Perspectiva de preços da soja e milho na Bolsa de Chicago

Perspectiva de preços da soja e milho na Bolsa de Chicago

O contrato dezembro/21 do milho encerrou a última semana com ganhos de 10 cents, a US$ 5,27 por bushel, o que ajudou a confirmar uma sazonalidade de baixa pré divulgação do relatório de oferta e demanda do Departamento de Agricultura dos EUA (USDA) de setembro. Um fechamento acima da média móvel de 50 períodos, atualmente em US$ 5,44 por bushel, tornará o contrato de dezembro com maior tendência de alta.

Para as próximas 2 a 3 semanas o mercado deve manter seu foco no rendimento da colheita de milho nas planícies e no Meio-Oeste, assim como no relatório de estoques trimestrais do USDA, que será divulgado no próximo dia 30. Os dados preliminares de colheita sugerem que o calor acelerou a maturidade da safra, e a alta pressão de doenças têm afetado o peso e tamanho dos grãos, com produtividades recordes difíceis de serem alcançadas no leste do cinturão de milho. Dados de baixa produtividade tem sido reportados nas áreas das planícies do norte e no noroeste do Meio-Oeste. Diante do cenário enfrentando pela safra norte-americana a estimativa atual de produtividade da AgResource está próxima de 181 sacas/hectare, no entanto, rendimento abaixo de 178 sacas/hectare não deve ser descartado.

Para a safra velha volumes recordes foram negociados, assim como, um maior consumo foi relatado. Já para a safra nova, a demanda antecipada segue modesta, enquanto no cenário mundial o milho disponível europeu segue negociado a US$ 6,50 por bushel, enquanto o brasileiro segue em patamar ainda mais elevado, a US$ 7,60 por bushel. Diante disso, uma elevação nas exportações norte-americanas é eminente diante da quebra nas exportações brasileiras que devem disponibilizar 3 a 4 milhões de toneladas a menos que a projeção do USDA. As safras dos EUA e da Ucrânia se tornaram cada vez mais fundamentais para a demanda mundial, e um cenário mais otimista para o milho deve se consolidar, uma vez que o mercado climático começa a perder relevância, o que deve sustentar novas altas no milho.

 

Soja

Para a soja, a mudança na semana foi mínima, encerrando o último pregão firme a US$ 12,84 para o contrato novembro/21, com notícias mistas movimentando o mercado. De um lado, a Agência Nacional dos Processadores de Oleaginosas (NOPA) reportou dados positivos para os esmagamentos em agosto, e acima do esperado pelo mercado. Do outro lado, dados de exportação foram mistos, desde cancelamentos para embarques próximos, até novas compras chinesas de soja norte-americana da safra 21/22. No entanto, os anúncios de novas vendas ainda superaram os cancelamentos, com volume líquido de vendas próximo a 136 mil toneladas.

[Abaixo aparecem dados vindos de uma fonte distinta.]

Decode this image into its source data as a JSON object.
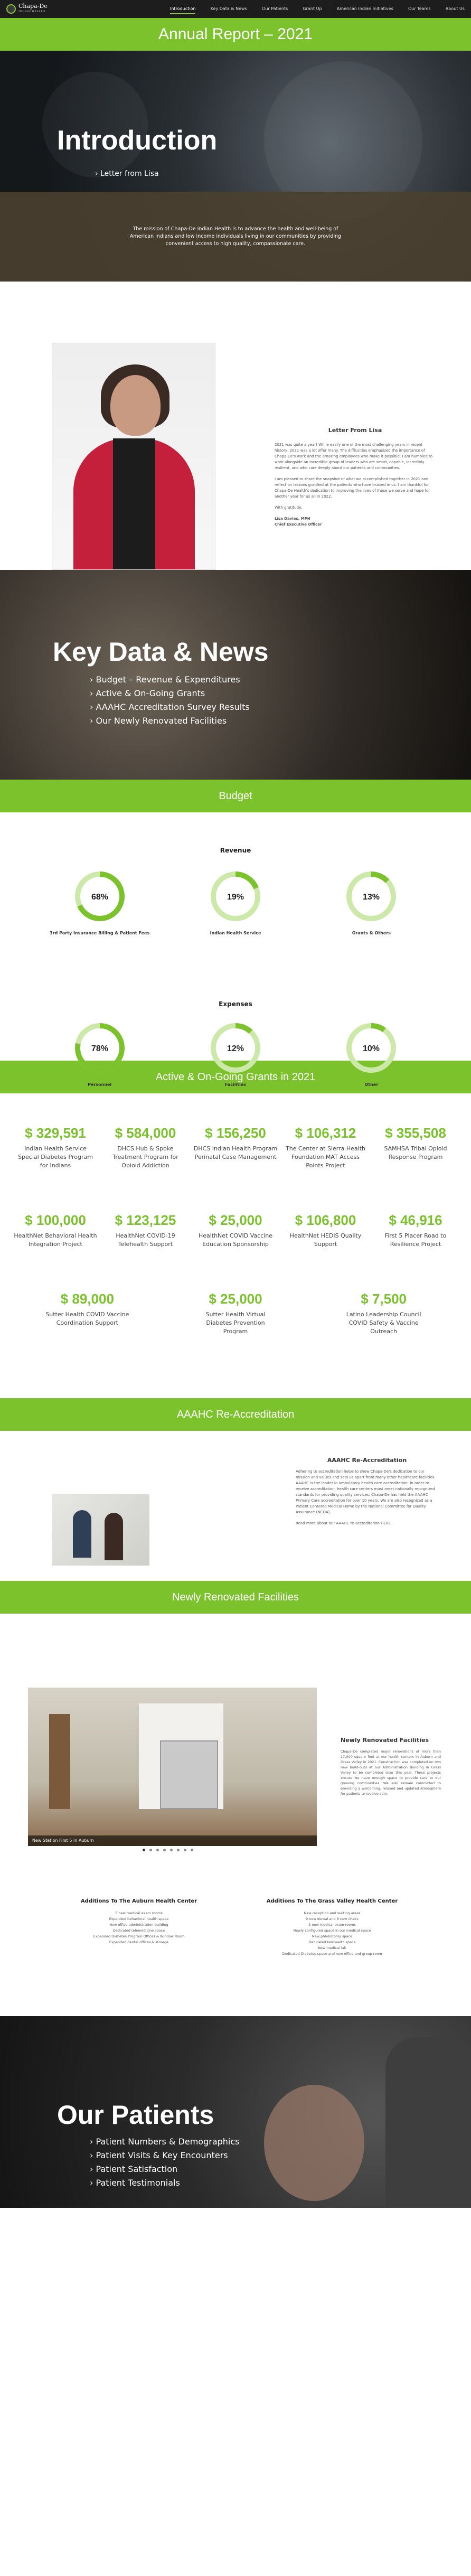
{
  "nav": {
    "logo_name": "Chapa-De",
    "logo_tagline": "INDIAN HEALTH",
    "items": [
      {
        "label": "Introduction",
        "active": true
      },
      {
        "label": "Key Data & News",
        "active": false
      },
      {
        "label": "Our Patients",
        "active": false
      },
      {
        "label": "Grant Up",
        "active": false
      },
      {
        "label": "American Indian Initiatives",
        "active": false
      },
      {
        "label": "Our Teams",
        "active": false
      },
      {
        "label": "About Us",
        "active": false
      }
    ]
  },
  "page_title": "Annual Report – 2021",
  "hero": {
    "title": "Introduction",
    "subtitle": "› Letter from Lisa",
    "mission": "The mission of Chapa-De Indian Health is to advance the health and well-being of American Indians and low income individuals living in our communities by providing convenient access to high quality, compassionate care."
  },
  "letter": {
    "heading": "Letter From Lisa",
    "paragraphs": [
      "2021 was quite a year! While easily one of the most challenging years in recent history, 2021 was a lot offer many. The difficulties emphasized the importance of Chapa-De's work and the amazing employees who make it possible. I am humbled to work alongside an incredible group of leaders who are smart, capable, incredibly resilient, and who care deeply about our patients and communities.",
      "I am pleased to share the snapshot of what we accomplished together in 2021 and reflect on lessons gratified at the patients who have trusted in us. I am thankful for Chapa-De Health's dedication to improving the lives of those we serve and hope for another year for us all in 2022.",
      "With gratitude,",
      "Lisa Davies, MPH\nChief Executive Officer"
    ]
  },
  "key_data": {
    "title": "Key Data & News",
    "items": [
      "› Budget – Revenue & Expenditures",
      "› Active & On-Going Grants",
      "› AAAHC Accreditation Survey Results",
      "› Our Newly Renovated Facilities"
    ]
  },
  "budget": {
    "band": "Budget",
    "revenue_heading": "Revenue",
    "expenses_heading": "Expenses",
    "accent_color": "#7cc22d",
    "track_color": "#cde9a9"
  },
  "chart_data": [
    {
      "type": "pie",
      "title": "Revenue",
      "categories": [
        "3rd Party Insurance Billing & Patient Fees",
        "Indian Health Service",
        "Grants & Others"
      ],
      "values": [
        68,
        19,
        13
      ],
      "value_labels": [
        "68%",
        "19%",
        "13%"
      ]
    },
    {
      "type": "pie",
      "title": "Expenses",
      "categories": [
        "Personnel",
        "Facilities",
        "Other"
      ],
      "values": [
        78,
        12,
        10
      ],
      "value_labels": [
        "78%",
        "12%",
        "10%"
      ]
    }
  ],
  "grants": {
    "band": "Active & On-Going Grants in 2021",
    "rows": [
      [
        {
          "amount": "$ 329,591",
          "desc": "Indian Health Service Special Diabetes Program for Indians"
        },
        {
          "amount": "$ 584,000",
          "desc": "DHCS Hub & Spoke Treatment Program for Opioid Addiction"
        },
        {
          "amount": "$ 156,250",
          "desc": "DHCS Indian Health Program Perinatal Case Management"
        },
        {
          "amount": "$ 106,312",
          "desc": "The Center at Sierra Health Foundation MAT Access Points Project"
        },
        {
          "amount": "$ 355,508",
          "desc": "SAMHSA Tribal Opioid Response Program"
        }
      ],
      [
        {
          "amount": "$ 100,000",
          "desc": "HealthNet Behavioral Health Integration Project"
        },
        {
          "amount": "$ 123,125",
          "desc": "HealthNet COVID-19 Telehealth Support"
        },
        {
          "amount": "$ 25,000",
          "desc": "HealthNet COVID Vaccine Education Sponsorship"
        },
        {
          "amount": "$ 106,800",
          "desc": "HealthNet HEDIS Quality Support"
        },
        {
          "amount": "$ 46,916",
          "desc": "First 5 Placer Road to Resilience Project"
        }
      ],
      [
        {
          "amount": "$ 89,000",
          "desc": "Sutter Health COVID Vaccine Coordination Support"
        },
        {
          "amount": "$ 25,000",
          "desc": "Sutter Health Virtual Diabetes Prevention Program"
        },
        {
          "amount": "$ 7,500",
          "desc": "Latino Leadership Council COVID Safety & Vaccine Outreach"
        }
      ]
    ]
  },
  "aaahc": {
    "band": "AAAHC Re-Accreditation",
    "heading": "AAAHC Re-Accreditation",
    "paragraphs": [
      "Adhering to accreditation helps to show Chapa-De's dedication to our mission and values and sets us apart from many other healthcare facilities. AAAHC is the leader in ambulatory health care accreditation. In order to receive accreditation, health care centers must meet nationally recognized standards for providing quality services. Chapa-De has held the AAAHC Primary Care accreditation for over 10 years. We are also recognized as a Patient Centered Medical Home by the National Committee for Quality Assurance (NCQA).",
      "Read more about our AAAHC re-accreditation HERE"
    ]
  },
  "renovated": {
    "band": "Newly Renovated Facilities",
    "caption": "New Station First 5 in Auburn",
    "heading": "Newly Renovated Facilities",
    "paragraph": "Chapa-De completed major renovations of more than 17,000 square feet at our health centers in Auburn and Grass Valley in 2021. Construction was completed on two new build-outs at our Administration Building in Grass Valley to be completed later this year. These projects ensure we have enough space to provide care to our growing communities. We also remain committed to providing a welcoming, relaxed and updated atmosphere for patients to receive care.",
    "slide_count": 8,
    "active_slide": 1
  },
  "additions": {
    "auburn": {
      "heading": "Additions To The Auburn Health Center",
      "items": [
        "5 new medical exam rooms",
        "Expanded behavioral health space",
        "New office administration building",
        "Dedicated telemedicine space",
        "Expanded Diabetes Program Offices & Window Room",
        "Expanded dental offices & storage"
      ]
    },
    "grass_valley": {
      "heading": "Additions To The Grass Valley Health Center",
      "items": [
        "New reception and waiting areas",
        "9 new dental and 6 new chairs",
        "3 new medical exam rooms",
        "Newly configured space in our medical space",
        "New phlebotomy space",
        "Dedicated telehealth space",
        "New medical lab",
        "Dedicated Diabetes space and new office and group room"
      ]
    }
  },
  "patients": {
    "title": "Our Patients",
    "items": [
      "› Patient Numbers & Demographics",
      "› Patient Visits & Key Encounters",
      "› Patient Satisfaction",
      "› Patient Testimonials"
    ]
  }
}
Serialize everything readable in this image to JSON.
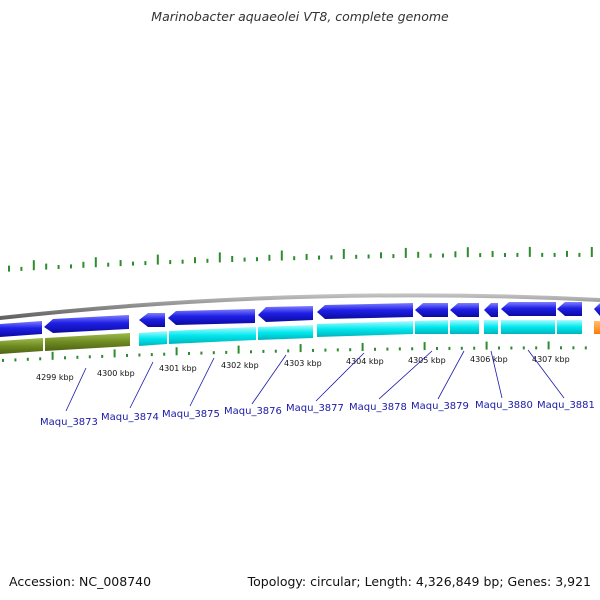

Os cancelamentos, por sua vez, ocorreram por conta dos problemas enfrentados nos embarques do Golfo dos EUA para embarques próximos, o que resultou na transferência dessa compra para originação no Brasil, com cerca de 10 carregamentos encomendados. Os compradores aceitaram pagar prêmios acima de US$ 4,00 por bushel acima do vencimento Chicago, para garantir a entrega em outubro e atender a grande demanda de curto prazo.

A colheita da soja nas Dakotas já foi iniciadas, com rendimentos abaixo do esperado, enquanto o mercado aguarda os dados do leste do Meio-Oeste a espera de rendimentos maiores, e validar se as elevadas produtividades estimadas pelas entidades norte-americanas serão confirmadas. A AgResource ressalta que o calor e seca no final da safra diminuiu o potencial produtivo da soja, ou seja, rendimentos abaixo das expectativas podem se confirmar. A AgResource vê oscilações da soja ocorrendo entre US$ 12,50 e US$ 14,50 por bushel, e caso a confirmação do La Niña na América do Sul ocorra e as dificuldades climáticas trazidas pelo fenômeno afetem o plantio da safra, o limite superior pode ser elevado acima de US$ 15,00 por bushel para o primeiro trimestre de 2022.